Do outro lado do espetro político, um grande número de forças pró-europeias e liberais na Europa tem sido inspirado pela luta da Ucrânia pela sobrevivência. Se olharmos para as desagregações dos eleitores de diferentes partidos, deparamo-nos com uma incrível convergência de nacionalistas e liberais, quando se trata da forma como estes veem a guerra.

Por exemplo, a percentagem de apoiantes do En Marche! de Macron, em França, que acreditam que uma vitória ucraniana pode trazer uma paz duradoura na Europa é, em larga medida, idêntica ao número de apoiantes do partido de direita Lei e Justiça (PiS) na Polónia.
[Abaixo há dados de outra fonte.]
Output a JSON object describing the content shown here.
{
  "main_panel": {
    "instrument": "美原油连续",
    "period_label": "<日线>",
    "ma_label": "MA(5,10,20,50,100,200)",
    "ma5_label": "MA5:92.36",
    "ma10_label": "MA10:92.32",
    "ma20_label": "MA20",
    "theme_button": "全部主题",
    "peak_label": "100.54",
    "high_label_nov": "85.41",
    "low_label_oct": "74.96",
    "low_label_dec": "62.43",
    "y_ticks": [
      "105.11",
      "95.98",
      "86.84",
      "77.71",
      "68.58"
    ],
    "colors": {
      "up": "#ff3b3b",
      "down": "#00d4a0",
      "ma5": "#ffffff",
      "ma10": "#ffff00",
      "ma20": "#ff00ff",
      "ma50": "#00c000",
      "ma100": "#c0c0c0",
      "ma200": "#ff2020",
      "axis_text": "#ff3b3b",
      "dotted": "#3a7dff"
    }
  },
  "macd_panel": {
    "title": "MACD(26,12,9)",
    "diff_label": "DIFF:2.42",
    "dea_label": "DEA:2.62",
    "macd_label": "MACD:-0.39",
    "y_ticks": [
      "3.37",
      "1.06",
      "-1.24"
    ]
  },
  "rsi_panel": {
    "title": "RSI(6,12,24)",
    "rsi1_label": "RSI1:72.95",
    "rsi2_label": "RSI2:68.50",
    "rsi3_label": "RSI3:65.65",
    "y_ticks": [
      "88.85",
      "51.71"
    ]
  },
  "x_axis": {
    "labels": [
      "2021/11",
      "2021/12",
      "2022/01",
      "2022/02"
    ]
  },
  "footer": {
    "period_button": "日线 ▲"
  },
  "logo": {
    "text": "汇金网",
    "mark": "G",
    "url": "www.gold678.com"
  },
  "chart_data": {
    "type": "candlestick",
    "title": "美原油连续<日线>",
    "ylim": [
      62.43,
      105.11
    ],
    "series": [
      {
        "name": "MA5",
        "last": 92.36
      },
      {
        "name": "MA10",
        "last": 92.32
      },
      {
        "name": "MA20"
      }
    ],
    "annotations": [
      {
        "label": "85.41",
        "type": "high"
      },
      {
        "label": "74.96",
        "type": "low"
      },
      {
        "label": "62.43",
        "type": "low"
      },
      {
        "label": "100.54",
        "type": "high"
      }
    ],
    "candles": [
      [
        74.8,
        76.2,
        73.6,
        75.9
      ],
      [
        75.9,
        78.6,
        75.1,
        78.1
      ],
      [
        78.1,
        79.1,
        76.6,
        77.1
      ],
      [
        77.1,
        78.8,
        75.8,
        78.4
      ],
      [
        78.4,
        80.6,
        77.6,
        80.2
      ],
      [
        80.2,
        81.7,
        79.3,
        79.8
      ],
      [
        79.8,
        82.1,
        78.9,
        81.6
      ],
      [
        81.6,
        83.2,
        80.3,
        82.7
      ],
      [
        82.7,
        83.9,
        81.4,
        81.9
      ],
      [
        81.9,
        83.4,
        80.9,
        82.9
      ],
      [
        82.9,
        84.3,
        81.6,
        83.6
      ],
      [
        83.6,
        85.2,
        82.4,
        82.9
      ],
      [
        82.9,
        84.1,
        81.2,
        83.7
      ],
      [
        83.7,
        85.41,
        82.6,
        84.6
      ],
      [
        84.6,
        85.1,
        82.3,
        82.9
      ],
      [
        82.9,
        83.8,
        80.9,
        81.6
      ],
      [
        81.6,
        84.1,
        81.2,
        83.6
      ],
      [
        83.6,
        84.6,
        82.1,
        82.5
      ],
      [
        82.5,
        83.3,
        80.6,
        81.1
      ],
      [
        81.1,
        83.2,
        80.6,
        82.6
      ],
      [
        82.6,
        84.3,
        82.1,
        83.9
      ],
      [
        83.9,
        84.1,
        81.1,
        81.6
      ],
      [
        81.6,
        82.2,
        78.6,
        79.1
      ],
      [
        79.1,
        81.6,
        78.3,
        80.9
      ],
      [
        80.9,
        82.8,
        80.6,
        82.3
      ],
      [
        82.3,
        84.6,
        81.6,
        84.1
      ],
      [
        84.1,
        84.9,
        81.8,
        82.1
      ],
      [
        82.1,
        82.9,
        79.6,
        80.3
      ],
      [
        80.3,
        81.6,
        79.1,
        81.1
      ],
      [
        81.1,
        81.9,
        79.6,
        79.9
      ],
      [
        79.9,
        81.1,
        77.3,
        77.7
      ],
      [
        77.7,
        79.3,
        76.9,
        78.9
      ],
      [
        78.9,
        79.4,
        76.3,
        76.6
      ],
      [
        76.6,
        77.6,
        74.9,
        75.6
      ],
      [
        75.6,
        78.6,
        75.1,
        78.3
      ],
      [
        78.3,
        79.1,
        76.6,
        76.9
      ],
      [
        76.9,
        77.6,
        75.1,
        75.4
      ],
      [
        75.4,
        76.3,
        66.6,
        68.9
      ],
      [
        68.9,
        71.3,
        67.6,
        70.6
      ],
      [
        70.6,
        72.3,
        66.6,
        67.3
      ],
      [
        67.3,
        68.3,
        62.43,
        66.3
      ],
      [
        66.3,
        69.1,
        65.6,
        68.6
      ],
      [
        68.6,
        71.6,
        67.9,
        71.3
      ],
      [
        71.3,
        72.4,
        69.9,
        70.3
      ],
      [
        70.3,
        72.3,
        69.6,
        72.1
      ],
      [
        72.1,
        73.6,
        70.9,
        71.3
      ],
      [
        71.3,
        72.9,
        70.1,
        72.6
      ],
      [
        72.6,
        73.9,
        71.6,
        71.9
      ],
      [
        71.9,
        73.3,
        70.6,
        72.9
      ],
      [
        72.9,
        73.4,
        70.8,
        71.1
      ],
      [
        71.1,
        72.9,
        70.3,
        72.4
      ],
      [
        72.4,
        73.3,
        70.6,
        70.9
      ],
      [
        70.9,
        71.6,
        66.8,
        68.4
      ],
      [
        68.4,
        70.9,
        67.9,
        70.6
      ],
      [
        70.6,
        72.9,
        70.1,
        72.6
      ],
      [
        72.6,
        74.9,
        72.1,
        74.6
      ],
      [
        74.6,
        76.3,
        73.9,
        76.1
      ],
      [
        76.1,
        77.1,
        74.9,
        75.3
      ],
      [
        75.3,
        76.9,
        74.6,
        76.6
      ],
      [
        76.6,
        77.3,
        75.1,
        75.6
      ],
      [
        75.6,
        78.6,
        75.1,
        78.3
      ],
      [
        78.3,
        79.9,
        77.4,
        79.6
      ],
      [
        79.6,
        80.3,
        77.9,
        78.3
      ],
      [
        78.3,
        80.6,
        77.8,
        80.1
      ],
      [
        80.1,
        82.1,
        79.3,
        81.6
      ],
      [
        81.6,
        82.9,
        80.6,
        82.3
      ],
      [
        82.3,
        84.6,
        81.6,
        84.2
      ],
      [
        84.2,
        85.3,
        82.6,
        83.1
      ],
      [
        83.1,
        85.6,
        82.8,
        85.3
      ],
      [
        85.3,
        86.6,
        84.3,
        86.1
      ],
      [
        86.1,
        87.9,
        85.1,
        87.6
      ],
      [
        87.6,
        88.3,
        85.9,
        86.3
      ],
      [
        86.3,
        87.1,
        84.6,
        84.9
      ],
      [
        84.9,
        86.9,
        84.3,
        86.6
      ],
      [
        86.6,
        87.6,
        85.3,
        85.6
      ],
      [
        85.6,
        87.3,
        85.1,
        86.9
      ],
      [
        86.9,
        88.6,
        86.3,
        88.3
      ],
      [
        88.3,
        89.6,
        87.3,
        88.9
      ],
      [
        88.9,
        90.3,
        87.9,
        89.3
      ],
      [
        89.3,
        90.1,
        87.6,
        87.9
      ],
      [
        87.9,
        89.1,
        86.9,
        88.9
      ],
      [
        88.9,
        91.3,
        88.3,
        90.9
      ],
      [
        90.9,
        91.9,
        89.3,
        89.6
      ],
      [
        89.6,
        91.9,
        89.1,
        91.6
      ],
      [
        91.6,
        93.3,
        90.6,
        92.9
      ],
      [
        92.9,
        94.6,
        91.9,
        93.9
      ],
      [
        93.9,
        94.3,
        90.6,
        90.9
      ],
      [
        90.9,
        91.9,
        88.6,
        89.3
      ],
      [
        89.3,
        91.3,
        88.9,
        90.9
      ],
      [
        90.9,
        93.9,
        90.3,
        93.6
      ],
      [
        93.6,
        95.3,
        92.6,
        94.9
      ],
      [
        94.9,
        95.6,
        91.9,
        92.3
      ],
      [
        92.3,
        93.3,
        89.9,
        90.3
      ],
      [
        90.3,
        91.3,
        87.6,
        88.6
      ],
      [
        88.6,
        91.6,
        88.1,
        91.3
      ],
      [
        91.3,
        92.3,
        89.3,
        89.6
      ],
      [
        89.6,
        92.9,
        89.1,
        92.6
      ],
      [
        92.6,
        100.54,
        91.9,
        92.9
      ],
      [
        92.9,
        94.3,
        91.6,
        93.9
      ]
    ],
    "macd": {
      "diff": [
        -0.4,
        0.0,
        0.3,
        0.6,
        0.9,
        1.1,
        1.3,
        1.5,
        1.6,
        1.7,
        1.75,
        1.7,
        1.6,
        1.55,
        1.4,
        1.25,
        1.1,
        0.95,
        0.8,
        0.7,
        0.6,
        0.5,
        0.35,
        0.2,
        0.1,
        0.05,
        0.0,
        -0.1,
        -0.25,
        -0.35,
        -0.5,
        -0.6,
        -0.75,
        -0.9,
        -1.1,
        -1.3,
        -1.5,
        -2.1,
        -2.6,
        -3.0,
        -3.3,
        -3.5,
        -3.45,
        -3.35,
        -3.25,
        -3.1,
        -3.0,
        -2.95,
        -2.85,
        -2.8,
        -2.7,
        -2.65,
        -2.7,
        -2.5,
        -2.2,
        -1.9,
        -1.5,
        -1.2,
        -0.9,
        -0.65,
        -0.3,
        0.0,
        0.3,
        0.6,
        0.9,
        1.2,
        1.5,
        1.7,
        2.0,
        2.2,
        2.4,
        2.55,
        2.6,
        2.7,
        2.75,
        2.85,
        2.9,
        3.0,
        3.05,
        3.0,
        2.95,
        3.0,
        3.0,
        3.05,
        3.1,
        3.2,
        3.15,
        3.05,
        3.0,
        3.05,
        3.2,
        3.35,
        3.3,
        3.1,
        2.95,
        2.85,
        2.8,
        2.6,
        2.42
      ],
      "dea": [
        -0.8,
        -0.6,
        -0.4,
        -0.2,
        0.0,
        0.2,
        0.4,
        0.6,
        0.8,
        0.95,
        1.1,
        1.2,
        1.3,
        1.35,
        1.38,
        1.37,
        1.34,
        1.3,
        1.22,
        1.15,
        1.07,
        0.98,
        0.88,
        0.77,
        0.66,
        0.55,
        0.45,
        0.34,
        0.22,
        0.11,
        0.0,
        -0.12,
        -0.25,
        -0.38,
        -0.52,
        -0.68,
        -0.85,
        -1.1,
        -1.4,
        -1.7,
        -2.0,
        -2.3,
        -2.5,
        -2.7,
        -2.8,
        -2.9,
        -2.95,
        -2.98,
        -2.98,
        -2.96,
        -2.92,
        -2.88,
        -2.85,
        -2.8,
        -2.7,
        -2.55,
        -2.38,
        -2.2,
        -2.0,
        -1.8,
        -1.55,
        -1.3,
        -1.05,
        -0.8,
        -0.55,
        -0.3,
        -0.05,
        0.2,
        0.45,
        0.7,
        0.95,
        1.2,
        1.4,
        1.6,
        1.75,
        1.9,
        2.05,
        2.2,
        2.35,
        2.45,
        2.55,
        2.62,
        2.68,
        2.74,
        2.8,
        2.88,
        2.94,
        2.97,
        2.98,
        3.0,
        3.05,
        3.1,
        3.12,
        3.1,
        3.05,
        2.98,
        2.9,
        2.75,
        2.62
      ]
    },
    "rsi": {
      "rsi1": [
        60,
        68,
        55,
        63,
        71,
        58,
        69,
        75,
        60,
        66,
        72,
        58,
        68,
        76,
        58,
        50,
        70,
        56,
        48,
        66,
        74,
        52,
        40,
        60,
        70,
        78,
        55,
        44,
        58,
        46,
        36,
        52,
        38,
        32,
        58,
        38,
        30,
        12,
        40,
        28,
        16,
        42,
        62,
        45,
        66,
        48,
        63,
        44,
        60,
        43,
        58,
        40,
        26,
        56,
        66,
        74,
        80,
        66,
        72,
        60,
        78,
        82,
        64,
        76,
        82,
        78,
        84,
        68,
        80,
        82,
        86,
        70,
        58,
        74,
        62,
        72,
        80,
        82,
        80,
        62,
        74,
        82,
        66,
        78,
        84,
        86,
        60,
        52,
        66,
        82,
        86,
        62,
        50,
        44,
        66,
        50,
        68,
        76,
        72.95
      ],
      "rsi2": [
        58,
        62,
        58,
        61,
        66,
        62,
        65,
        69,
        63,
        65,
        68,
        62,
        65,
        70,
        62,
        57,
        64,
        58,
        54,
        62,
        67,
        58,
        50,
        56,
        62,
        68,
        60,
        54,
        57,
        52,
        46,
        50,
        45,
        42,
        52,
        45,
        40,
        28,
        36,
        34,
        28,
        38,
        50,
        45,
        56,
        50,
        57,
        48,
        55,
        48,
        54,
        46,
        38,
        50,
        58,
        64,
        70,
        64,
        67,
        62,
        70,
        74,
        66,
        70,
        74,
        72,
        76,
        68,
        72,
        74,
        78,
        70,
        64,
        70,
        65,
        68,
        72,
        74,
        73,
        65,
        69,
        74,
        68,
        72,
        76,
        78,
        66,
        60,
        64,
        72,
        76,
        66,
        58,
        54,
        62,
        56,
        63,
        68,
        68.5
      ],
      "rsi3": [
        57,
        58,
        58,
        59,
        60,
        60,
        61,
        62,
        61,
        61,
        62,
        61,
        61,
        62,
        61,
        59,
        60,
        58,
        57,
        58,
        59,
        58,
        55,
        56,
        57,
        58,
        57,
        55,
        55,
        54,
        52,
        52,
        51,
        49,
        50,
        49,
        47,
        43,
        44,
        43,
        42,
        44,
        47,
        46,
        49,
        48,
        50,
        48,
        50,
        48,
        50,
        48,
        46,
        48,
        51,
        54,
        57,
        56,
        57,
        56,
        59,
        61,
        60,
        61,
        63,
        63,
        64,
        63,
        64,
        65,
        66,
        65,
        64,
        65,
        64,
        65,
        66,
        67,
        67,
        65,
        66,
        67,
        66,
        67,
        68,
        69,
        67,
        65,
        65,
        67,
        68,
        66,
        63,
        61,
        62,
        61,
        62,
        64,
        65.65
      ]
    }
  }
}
Os aliados dos Verdes alemães, um partido de tradição pacifista, também não estão muito longe.

Não menos interessante é também o facto de que alguns dos maiores apoiantes da luta ucraniana sejam os burocratas em Bruxelas. Perante a agressão militar nas fronteiras da UE, Ursula von Der Leyen acolheu a luta ucraniana e tem sido firme no seu apoio a Kiev. A presidente da Comissão Europeia tem insistido para que os fundos europeus sejam utilizados na compra de armas para Kiev e para que seja dada à Ucrânia uma perspetiva de adesão à UE. Bruxelas, que anteriormente se resguardava ao poder do nacionalismo civil, acolheu de imediato a ideia.

Esta assinalável manifestação de unidade não deve, porém, ser considerada um dado adquirido. A atual união pode facilmente ruir, seja devido a uma contraofensiva militar russa bem-sucedida, através de mais pressões sobre o custo de vida ou por meio de uma nova crise de refugiados. Com uma adesão e uma aproximação maiores entre a esquerda e a direita, o "plano de paz de 12 pontos" proposto pela China pode também resultar numa opinião pública a defender mais ideia do fim desta guerra o mais depressa possível, à custa das exigências territoriais da Ucrânia.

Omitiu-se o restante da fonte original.